Je me souviens. C'était une journée normale. C'était une journée normale avant un week-end. Un hic ? Non, aucun. Habituel. J'avais protégé le Juudaime. Et cette stupide vache m'avait emmerdé. L'autre abruti de boxeur aussi, et l'idiot de baseball. Un fin soupir, et je recrachais un volupte grisâtre de fumée. En fait, la journée habituelle, celle que j'apprécie, en fait.
La vie est pourtant bien volage, et d'un coup, décide de mettre fin à tout. On était juste parti chercher Fûuta. Le Juudaime ne pouvait pas y aller, occupé avec Reborn-san. Je me retrouvais donc avec cet idiot de baseballeur. Je le regardais du coin de l'œil. Il avait toujours ce sourire débile aux lèvres, et semblait respirer la joie. Pourquoi ? Je ne l'aimais pas.
En fait, si. Mais il m'agaçait. Et jamais je ne lui dirai de toute manière, j'ai ma fierté et je refuse de la lâcher pour un gamin. Je l'envie. Il arrive toujours à relever les bras malgré tout, et il ne fuit jamais. Pas comme moi. J'ai fui mes problèmes en Italie. J'ai toujours fui, jusqu'à que je rencontre le Juudaime. Et lui. Pourquoi lui, bordel ?!
En fait, je n'ai jamais essayé de le comprendre, vu que ça ne m'intéresse pas. Du moment qu'il rigole. J'aime quand il rigole. Je m'autorise un léger sourire tandis qu'on récupère le gamin, assez content. En fait, c'est plutôt agréable, comme situation.

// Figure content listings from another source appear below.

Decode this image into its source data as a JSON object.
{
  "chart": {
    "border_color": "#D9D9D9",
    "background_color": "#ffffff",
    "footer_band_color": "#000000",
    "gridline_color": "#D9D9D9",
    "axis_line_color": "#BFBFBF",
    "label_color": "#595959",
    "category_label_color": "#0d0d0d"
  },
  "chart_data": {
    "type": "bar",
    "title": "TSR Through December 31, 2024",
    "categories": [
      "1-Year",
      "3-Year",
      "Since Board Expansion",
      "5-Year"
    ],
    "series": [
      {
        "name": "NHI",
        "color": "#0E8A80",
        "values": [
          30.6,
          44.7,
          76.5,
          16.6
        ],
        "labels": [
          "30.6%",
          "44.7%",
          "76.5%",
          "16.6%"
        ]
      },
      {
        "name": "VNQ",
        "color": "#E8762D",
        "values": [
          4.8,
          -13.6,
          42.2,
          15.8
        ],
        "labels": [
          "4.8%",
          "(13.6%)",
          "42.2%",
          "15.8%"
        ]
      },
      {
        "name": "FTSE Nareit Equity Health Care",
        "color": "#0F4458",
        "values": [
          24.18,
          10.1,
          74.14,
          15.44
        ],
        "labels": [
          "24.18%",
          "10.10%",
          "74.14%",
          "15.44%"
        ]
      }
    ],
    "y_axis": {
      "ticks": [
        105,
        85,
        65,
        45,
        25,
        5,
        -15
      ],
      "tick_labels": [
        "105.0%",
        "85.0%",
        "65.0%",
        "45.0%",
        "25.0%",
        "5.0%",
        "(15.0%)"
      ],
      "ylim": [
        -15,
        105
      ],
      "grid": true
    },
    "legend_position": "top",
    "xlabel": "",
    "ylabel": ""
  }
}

En fait, le destin me poursuit. Je ne vois pas d'autre explication. Je me suis arrêté en grognant sur le bord du trottoir, juste pour remettre le lacet de Fûuta. J'ai tourné le visage quelques secondes vers le baseballeur pour lui dire d'attendre. J'ai juste vu les roues sur le bitume, le coup de klaxon que j'ai entendu, et le bruit sourd d'un corps qui tombe par terre. Il riait quelque secondes avant.
En fait, là, il ne rigole plus. Ses yeux bruns se sont voilés d'un tissu sombre. J'ai l'impression que tous les démons autour de moi rigolent et se moquent de moi, encore une fois. Je n'arrive plus à bouger. En fait, je veux hurler, mais là, non. Je vois juste encore un sourire idiot. « Désolé Gokudera Haha » Pourquoi se Haha s'envole sur une note triste ?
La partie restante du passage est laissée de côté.